In her second time racing senior at the world championships, Lindsay Carson notched a second top-60 finish.
The Whitehorse runner placed 59th in senior women out of 82 of the world’s best at the IAAF World Cross Country Championships in Guiyang, China, on Saturday.
“The whole experience was awesome,” said Carson. “It was a very well run and organized meet … It just made our job as athletes easier preparing for the race, and being able to have a great time experiencing all of China’s cultural opportunities before the race.
“I was on a very supportive Canadian team.”
The 25-year-old placed third out of five Canadians in the race, helping the team take 10th for Canada’s best team result. The Canadian men’s team took 17th, the junior men’s team 16th and the junior women’s team 13th.
“I’m happy to be Canada’s third placer,” said Carson. “This is only my second time competing as a senior at worlds, so it just makes me hungry for next time. My goal is to come in the top half of the field.
“I had a strong finish, but it was really tough at altitude in the middle sections of the race – to get through it. It was more of a survival race.”

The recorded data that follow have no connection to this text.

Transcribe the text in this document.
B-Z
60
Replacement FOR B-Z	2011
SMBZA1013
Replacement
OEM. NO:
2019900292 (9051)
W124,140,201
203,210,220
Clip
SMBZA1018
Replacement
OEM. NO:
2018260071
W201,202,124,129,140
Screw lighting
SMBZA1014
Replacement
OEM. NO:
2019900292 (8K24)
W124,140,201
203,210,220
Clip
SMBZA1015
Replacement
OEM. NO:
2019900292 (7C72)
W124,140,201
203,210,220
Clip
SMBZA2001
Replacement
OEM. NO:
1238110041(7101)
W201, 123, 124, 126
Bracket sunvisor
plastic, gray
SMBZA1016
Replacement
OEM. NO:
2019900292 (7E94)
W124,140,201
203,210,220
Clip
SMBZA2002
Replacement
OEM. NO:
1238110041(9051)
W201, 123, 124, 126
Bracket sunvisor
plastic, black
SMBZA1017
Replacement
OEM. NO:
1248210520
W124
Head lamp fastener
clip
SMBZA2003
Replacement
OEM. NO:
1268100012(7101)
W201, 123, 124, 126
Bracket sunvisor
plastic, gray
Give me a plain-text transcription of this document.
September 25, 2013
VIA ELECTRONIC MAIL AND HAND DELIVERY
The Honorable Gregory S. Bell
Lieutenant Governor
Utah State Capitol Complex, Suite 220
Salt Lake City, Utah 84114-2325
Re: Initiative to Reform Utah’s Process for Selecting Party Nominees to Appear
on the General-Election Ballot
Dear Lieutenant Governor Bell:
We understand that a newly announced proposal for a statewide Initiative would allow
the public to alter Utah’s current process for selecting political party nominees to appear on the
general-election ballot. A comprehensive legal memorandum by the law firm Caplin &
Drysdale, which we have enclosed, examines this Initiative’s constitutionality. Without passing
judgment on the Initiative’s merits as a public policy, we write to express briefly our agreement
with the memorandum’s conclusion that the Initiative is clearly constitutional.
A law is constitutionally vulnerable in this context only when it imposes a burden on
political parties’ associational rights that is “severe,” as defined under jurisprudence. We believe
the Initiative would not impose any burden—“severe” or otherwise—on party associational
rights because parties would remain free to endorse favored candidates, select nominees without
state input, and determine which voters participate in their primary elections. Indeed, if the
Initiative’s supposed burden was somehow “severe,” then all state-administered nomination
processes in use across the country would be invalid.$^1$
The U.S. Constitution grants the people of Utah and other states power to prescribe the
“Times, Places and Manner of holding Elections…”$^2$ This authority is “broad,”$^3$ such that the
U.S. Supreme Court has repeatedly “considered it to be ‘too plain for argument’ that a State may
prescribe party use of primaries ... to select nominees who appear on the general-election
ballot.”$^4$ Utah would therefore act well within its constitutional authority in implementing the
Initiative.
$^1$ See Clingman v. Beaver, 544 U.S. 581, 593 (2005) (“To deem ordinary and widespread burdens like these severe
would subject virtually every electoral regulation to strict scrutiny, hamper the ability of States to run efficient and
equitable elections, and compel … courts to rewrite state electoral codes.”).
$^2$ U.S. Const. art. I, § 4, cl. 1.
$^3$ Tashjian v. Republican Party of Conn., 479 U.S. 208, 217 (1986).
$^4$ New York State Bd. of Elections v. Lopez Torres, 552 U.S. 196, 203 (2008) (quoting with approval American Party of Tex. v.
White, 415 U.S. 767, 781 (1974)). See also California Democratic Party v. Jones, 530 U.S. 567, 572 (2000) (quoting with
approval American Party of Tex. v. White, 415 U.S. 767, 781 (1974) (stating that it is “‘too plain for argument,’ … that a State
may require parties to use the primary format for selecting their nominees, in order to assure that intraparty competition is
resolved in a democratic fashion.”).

Guiyang, a city of 4.5 million, sits at about 1,400-metres above sea level. Following an 18th place finish at the Pan-American Cross Country Cup in February, Carson flew to Kenya to train at high altitude for three weeks to prepare for the championships.
“It was just to experience training with some of the world’s best runners,” said Carson. “I was at altitude, but probably not long enough to get the benefits of it. So I really went there for the Kenyan experience and to see what it’s like to train in Kenya.”
Carson completed the eight-kilometre course in 29 minutes and 53 seconds. She was 3:52 behind the winner, Agnes Jebet Tirop of Kenya. In fact, Kenyan and Ethiopian runners claimed all the top-10 spots in the race. Ethiopia took first in the team event, Kenya second and Uganda third. The hosting Chinese team placed fourth ahead of the United States in fifth.
“The last lap I lost some ground on other girls pulling up front,” said Carson. “I just tried to race within my abilities. I’ve had it before where I go out too fast, am in among the leaders … but the finish can be horrible. That’s happened to me in the past, so this time I tried to go out more conservatively and just hold my own during the race.”
Carson took 60th at her first senior world championship in 2013. She has competed at numerous worlds at the junior level. Her top finish was 31st in junior women at the 2008 worlds in Edinburgh, Scotland.
Carson made the Canadian senior women’s team with an eighth-place finish at the 2014 Canadian Cross Country Championships in Vancouver at the end of November.
Athletics Canada offered spots on the worlds team to the top six finishers and Carson was added after two runners ahead of her chose not the go.
“We didn’t send our best team; we had two really strong girls who decided not compete in China this year,” said Carson. “But given the members on the Canadian squad, I think we did OK.
“All around our team scoring wasn’t the greatest, but it’s kind of a developing program within Canada. So we just have to keep up the support and eventually we’ll see results. We have placed well in the past. When I was a junior our best placing was fifth as a team and a couple years before the senior girls came third.”
Carson took third at the 2014 B.C. Provincial Cross Country Championships in October and has also had fantastic finishes on pavement last year.
She was the top female in the eight-kilometre race at the Victoria Marathon in October and took sixth at the 2014 Canadian 10-kilometre Road Race Championships in September.
Carson, who moved to Whitehorse from Cambridge, Ontario in 2013, placed second out of 19,377 female runners at the Vancouver Sun Run last spring and took second for open women (first for women 20-24) at the 2014 B.C. 10-Kilometre Championship in July.